Back to schools. If I’m paying for a child of five years KD 5,000 in tuition, how much do you expect my salary to be? And it’s only education I’m talking about. Leave alone food, housing, petrol, car, health, clothing, etc, etc. Where is the government? Why are we even bothering with public schools? Close them and give us the money used for the budget for the Ministry of Education so we can pay the private school tuition fees for our children. And then when it was discussed in parliament, I hoped for serious action from our honorable gentlemen, the defenders of the nation. And what did they come out with?

Actually why are we even talking about an increase of 5 or 10 or even 1 percent? We should be talking about decreasing the fees. Why are we paying so much? And why are we disputing increases when we should be demanding reduction in fees? The fees are already unfairly and unjustly high for Kuwaitis, so imagine for expats who earn much less and get no subsidies for anything!

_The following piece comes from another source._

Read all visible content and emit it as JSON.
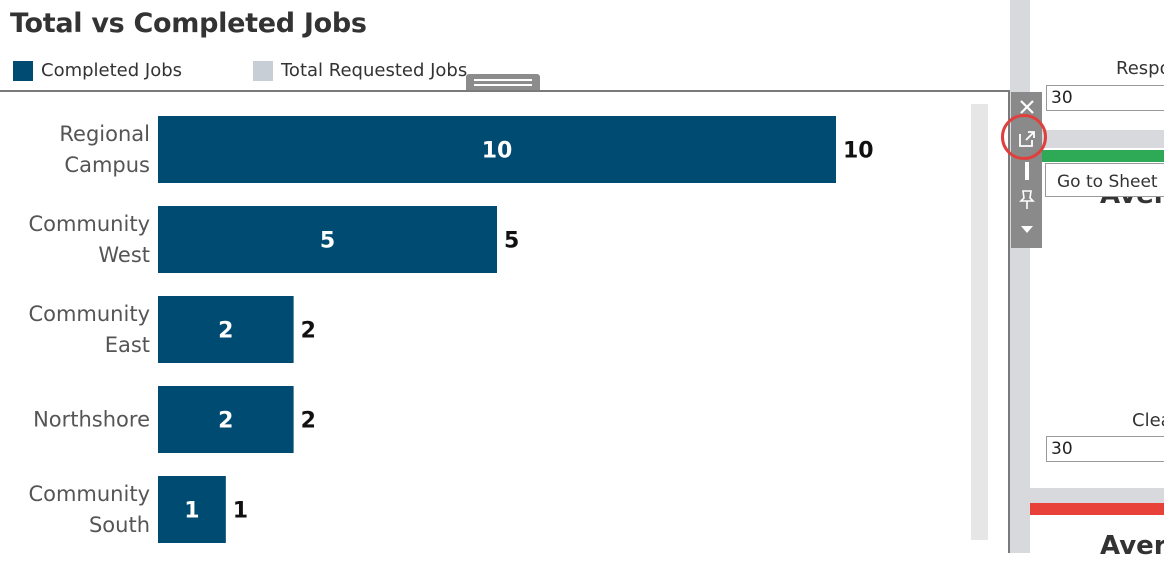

If you say that there is a high demand and a free market, then ease the licenses for schools, provide the land and let new schools be opened. Actually, children should not be without schooling and most advanced nations of the world provide education free to all children regardless of their nationality or status in the country. When we fled to London during the invasion, my children, who are Kuwaitis, immediately joined the schools in the UK and were enrolled like any other children without any fees or questions.

Shame on us for turning education into a business.